Andy Murray battled into the Wimbledon third round on Wednesday and then turned his fire on the British government, blasting as “pathetic” the pay offer to key workers fighting the Covid-19 pandemic.
All week at the All England Club, nurses, health staff as well as the developers of coronavirus vaccines have been honoured in the Royal Box on Centre Court.
But the government has been criticised for claiming they can only afford to pay a 1% increase in salaries to staff who labour in the country’s National Health Service.
“I think what is it, they got something like a 1% pay rise? It was pathetic,” said Murray.
“They obviously deserve a lot more than that, and, yeah, they have done an amazing job getting us through the pandemic.”
The pandemic resulted in the cancellation of Wimbledon in 2020.
When Murray played his first round match on Monday he watched as Centre Court gave a standing ovation to health workers sitting in the Royal Box.
“I think the whole country kind of realised how important they all are, and maybe hadn’t got the recognition that they probably deserve up until now,” added the 34-year-old former world number one.
“So, yeah, it’s fantastic that they have been able to come along and watch some of the tennis.
“Hopefully the politicians can realise that they deserve more than what they are getting paid just now.”
‘It was a tough a match’
Murray was speaking after he had come back from a two sets to one deficit to defeat German qualifier Oscar Otte.
The 2013 and 2016 champion triumphed 6-3, 4-6, 4-6, 6-4, 6-2 over the 151st-ranked Otte under the roof of Centre Court.
The British star, playing in the singles event for the first time since 2017 and ranked a lowly 118 after a battle against hip and groin injuries, avoided what would have been his earliest exit from the tournament.
He hit 55 winners as he wrapped up a place in the third round for a 13th consecutive time.
“What an atmosphere to play in at the end,” said Murray.
“I needed everyone’s help tonight. I did a great job, played some top shots at the end but it was a tough match.”
He will face Canadian 10th seed Denis Shapovalov for a place in the last 16.
“I’m obviously tired. I fell over a couple of times, the court is pretty slick,” added Murray after almost four hours on court.
“Considering everything, I feel alright. The hip’s still good.

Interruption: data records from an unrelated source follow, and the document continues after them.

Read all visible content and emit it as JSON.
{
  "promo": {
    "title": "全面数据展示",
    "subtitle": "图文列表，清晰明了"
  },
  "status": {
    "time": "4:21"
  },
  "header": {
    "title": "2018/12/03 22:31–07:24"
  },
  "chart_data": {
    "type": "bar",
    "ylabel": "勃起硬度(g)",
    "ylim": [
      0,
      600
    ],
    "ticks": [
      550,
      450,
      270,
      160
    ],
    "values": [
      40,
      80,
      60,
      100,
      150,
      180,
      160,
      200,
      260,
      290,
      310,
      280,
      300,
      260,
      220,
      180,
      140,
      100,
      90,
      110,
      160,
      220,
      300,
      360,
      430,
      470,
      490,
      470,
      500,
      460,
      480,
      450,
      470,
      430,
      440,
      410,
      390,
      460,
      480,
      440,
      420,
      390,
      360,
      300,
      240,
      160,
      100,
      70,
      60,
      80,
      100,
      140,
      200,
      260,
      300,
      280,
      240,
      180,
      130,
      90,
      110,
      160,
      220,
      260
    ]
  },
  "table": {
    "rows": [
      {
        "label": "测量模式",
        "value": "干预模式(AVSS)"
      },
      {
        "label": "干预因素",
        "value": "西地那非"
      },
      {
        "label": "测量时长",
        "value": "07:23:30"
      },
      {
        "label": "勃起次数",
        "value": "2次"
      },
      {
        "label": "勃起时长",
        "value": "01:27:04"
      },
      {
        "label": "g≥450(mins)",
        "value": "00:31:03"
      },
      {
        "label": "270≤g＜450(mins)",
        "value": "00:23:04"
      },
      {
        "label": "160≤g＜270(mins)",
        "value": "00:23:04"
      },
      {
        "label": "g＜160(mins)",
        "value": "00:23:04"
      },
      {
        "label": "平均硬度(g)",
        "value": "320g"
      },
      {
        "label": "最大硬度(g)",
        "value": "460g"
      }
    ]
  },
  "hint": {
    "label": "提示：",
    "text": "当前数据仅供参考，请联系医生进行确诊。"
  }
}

It’s a rest day tomorrow and hopefully I can come out and perform well.”
An exhausted Otte had played Monday and Tuesday to see off fellow qualifier Arthur Rinderknech with that match decided by a final set tie-breaker, 13-12.
His challenge fizzled out after the roof was closed at 2-2 in the fourth set.
However, the 27-year-old was overjoyed at the opportunity to play against the former world number one.
“I told him he’s my icon,” said Otte of the conversation he had at the net with Murray.
“For me, he’s the best ever. I just enjoyed to play against him.”